In 1909 Max Liebermann was able to purchase one of the last available lakeside plots by the Grosser Wannsee. The Berlin architect Paul Baumgarten was commissioned to design the house. At Liebermann’s request, Baumgarten based his design on the villas on the banks of the River Elbe in Hamburg, which the artist knew from frequent visits to the city. In 1910 Liebermann and his family were already able to move into his »castle by the lake«. In the summerhouse studio he painted the first garden pictures.

Alfred Lichtwark, the director of the Hamburger Kunsthalle and a friend of Liebermann’s, was involved with planning and designing the garden in Wannsee from the outset. Together with Liebermann and the artist’s daughter he devised a modern garden that satisfied the aesthetic demands of garden design reform and also offered the possibility of productive use.

The summer residence became Liebermann’s country refuge, a place to which the busy painter gladly retreated. When the First World War made his annual study trips to Holland impossible, the Wannsee villa became his permanent home during the summer months.
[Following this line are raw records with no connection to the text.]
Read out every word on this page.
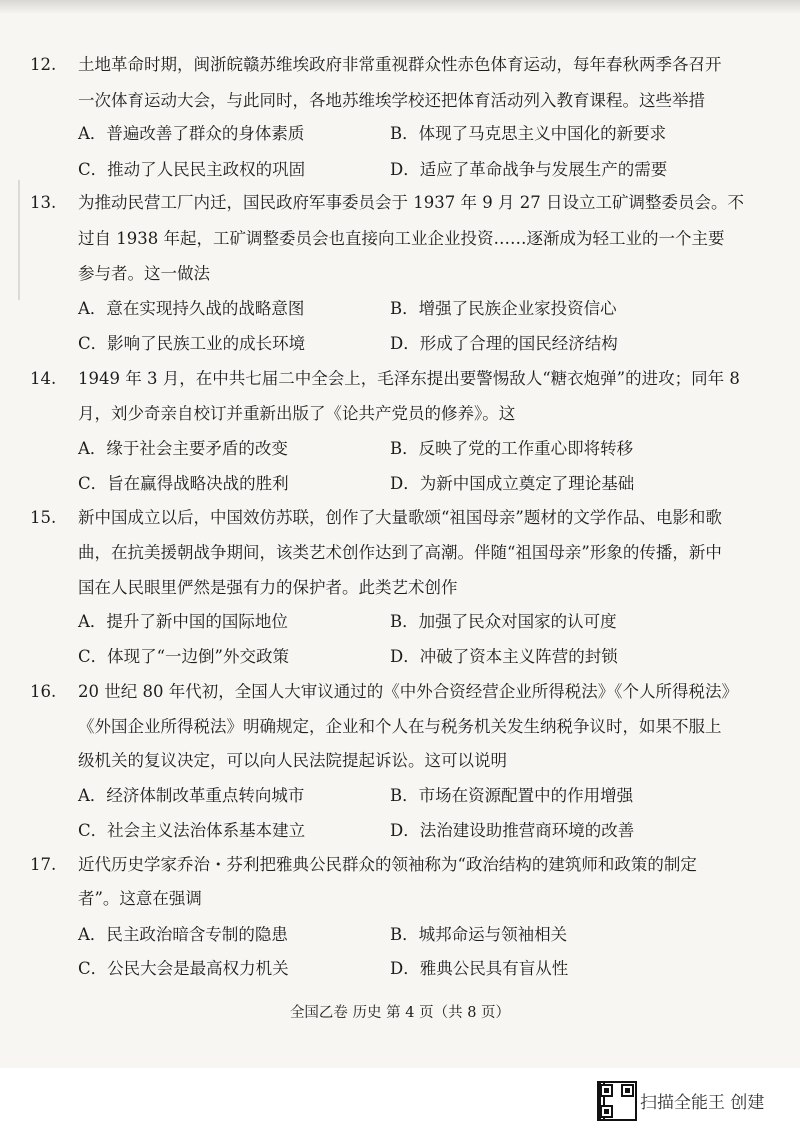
12. 土地革命时期，闽浙皖赣苏维埃政府非常重视群众性赤色体育运动，每年春秋两季各召开
一次体育运动大会，与此同时，各地苏维埃学校还把体育活动列入教育课程。这些举措
A．普遍改善了群众的身体素质	B．体现了马克思主义中国化的新要求
C．推动了人民民主政权的巩固	D．适应了革命战争与发展生产的需要
13. 为推动民营工厂内迁，国民政府军事委员会于 1937 年 9 月 27 日设立工矿调整委员会。不
过自 1938 年起，工矿调整委员会也直接向工业企业投资……逐渐成为轻工业的一个主要
参与者。这一做法
A．意在实现持久战的战略意图	B．增强了民族企业家投资信心
C．影响了民族工业的成长环境	D．形成了合理的国民经济结构
14. 1949 年 3 月，在中共七届二中全会上，毛泽东提出要警惕敌人“糖衣炮弹”的进攻；同年 8
月，刘少奇亲自校订并重新出版了《论共产党员的修养》。这
A．缘于社会主要矛盾的改变	B．反映了党的工作重心即将转移
C．旨在赢得战略决战的胜利	D．为新中国成立奠定了理论基础
15. 新中国成立以后，中国效仿苏联，创作了大量歌颂“祖国母亲”题材的文学作品、电影和歌
曲，在抗美援朝战争期间，该类艺术创作达到了高潮。伴随“祖国母亲”形象的传播，新中
国在人民眼里俨然是强有力的保护者。此类艺术创作
A．提升了新中国的国际地位	B．加强了民众对国家的认可度
C．体现了“一边倒”外交政策	D．冲破了资本主义阵营的封锁
16. 20 世纪 80 年代初，全国人大审议通过的《中外合资经营企业所得税法》《个人所得税法》
《外国企业所得税法》明确规定，企业和个人在与税务机关发生纳税争议时，如果不服上
级机关的复议决定，可以向人民法院提起诉讼。这可以说明
A．经济体制改革重点转向城市	B．市场在资源配置中的作用增强
C．社会主义法治体系基本建立	D．法治建设助推营商环境的改善
17. 近代历史学家乔治・芬利把雅典公民群众的领袖称为“政治结构的建筑师和政策的制定
者”。这意在强调
A．民主政治暗含专制的隐患	B．城邦命运与领袖相关
C．公民大会是最高权力机关	D．雅典公民具有盲从性
全国乙卷 历史 第 4 页（共 8 页）
扫描全能王 创建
It was here, in the period up to the early 1930s, that Liebermann completed more than two hundred studies and paintings of the garden, works that show the artist at the peak of his preoccupation with the theme of nature. Besides views of his garden, Liebermann also painted numerous family portraits in Wannsee.

Now, almost seventy years after the death of Max Liebermann, the Hamburger Kunsthalle offers visitors the chance to view over 80 of the paintings and pastels created in Wannsee that have been reunited for this exhibition. Additional documentary material illustrates the eventful history of the villa and garden in Wannsee.

A 224-page, fully illustrated exhibition catalogue was being published by Nicolai Verlag Berlin.